Des acquéreurs optimistes. Les acquéreurs Millennials adoptent, d’une manière générale, un regard plus optimiste sur le marché immobilier que les générations précédentes. Neuf Franciliens sur dix entre vingt et quarante ans déclarent ainsi avoir une bonne, voire une très bonne image de la propriété immobilière. Des chiffres à nuancer néanmoins car dans le détail ce sont les catégories socioprofessionnelles supérieures les plus enthousiastes. En revanche, pour une écrasante majorité, soit 80 % du panel interrogé, c’est le moment d’acheter !  

La symbolique de la propriété. Faut-il y voir les effets d’un atavisme familial ? Les Millennials franciliens se disent tout particulièrement motivés par le souhait de commencer à se constituer un patrimoine. Peu d’entre eux évoque la notion de plaisir ou d’accomplissement mentionnant au contraire la nécessité de se constituer un filet de sécurité pour ses vieux jours, voire de laisser un héritage à ses enfants. Les membres de la Génération Y sont également attirés par des taux d'intérêt toujours très bas. « Il s’agit d’acquéreurs opportunistes mais très attentifs quant au respect de leur capacité d’emprunt », souligne Jérôme Fouquet, directeur du département opinion et stratégie d’entreprise à l’Ifop.

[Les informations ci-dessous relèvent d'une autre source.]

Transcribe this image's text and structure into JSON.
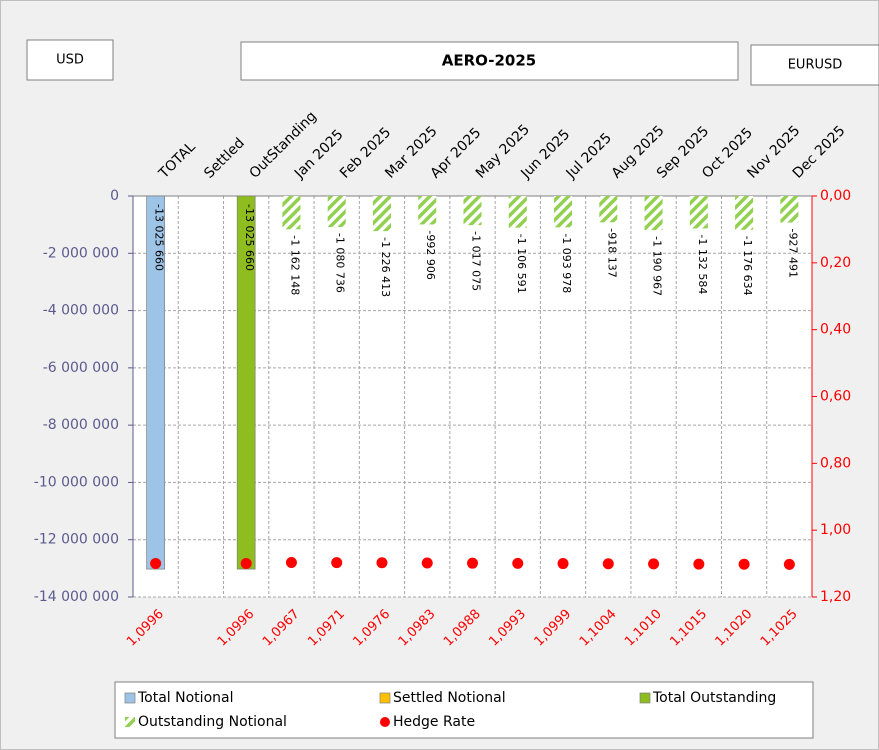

Un logement flexible. Ces jeunes Franciliens ont par ailleurs tendance à considérer le logement comme un bien de consommation courante avance Virginie Grolleau, journaliste immobilier pour Challenges. Ce dernier doit s’adapter à leur projet de vie. Ils en conçoivent un usage bien plus large et plus souple, un lieu où ils peuvent à la fois créer leur entreprise et recevoir. Une flexibilité qui les pousse pour 29 % d’entre eux à envisager de quitter l’Ile-de-France pour une meilleure qualité de vie et un logement plus grand. Soulignons que l’ambitieux chantier du Grand Paris Express, même s’il bénéficie d’une très forte notoriété auprès des Franciliens, n’est pas de nature à infléchir leur décision.   

Conditions d’accès difficiles. De façon encore plus marquée que chez les autres générations, les moins de 35 ans souhaitant accéder à la propriété ressentent en effet le phénomène de tension du marché : 78 % sont confrontés à la difficulté de trouver un bien qui leur convienne, 65 % font face au choix limité de logements disponibles. Enfin, peu d’entre eux disposent du budget suffisant pour prétendre acheter dans la capitale et trouvent refuge dans les villes de grande couronne (60 % des moins de vingt-cinq ans) et de petite couronne. « Un exode qui ne fait que déplacer la pression en périphérie et dont on mesure déjà les effets », remarque Jérôme Fouquet.  

Aide financière. Face à ces difficultés de financement, la meilleure solution reste encore de se tourner vers la famille quand cela est possible. Une stratégie parentale d’investissement qui permet aux plus jeunes d’être en mesure de réaliser des acquisitions plus importantes. La pratique du coliving, cette nouvelle forme de colocation calquée sur le modèle des bureaux partagés, n’apparaît pas constituer une réponse satisfaisante pour nos Millénnials qui apprécient avant tout le sentiment d’autonomie procuré par son propre logement.  

Dynamique de rachat. Acheteurs éclairés, les membres de la Génération Y ont également une vision stratégique de leur parcours résidentiel selon Virginie Grolleau. Ils font preuve d’une indéniable maturité en s’inscrivant dans une dynamique de rachat. Si la durée moyenne de détention est de l’ordre de huit ans pour les appartements et de dix ans pour les maisons, les prix de vente semblent quant à eux légèrement baisser à mesure que les vendeurs prennent de l’âge. Plus surprenant, ces jeunes pousses de l’acquisition ont conservé une vision traditionnelle de la propriété qui les incite à leur tour à devenir acteurs sur le marché via l’investissement locatif.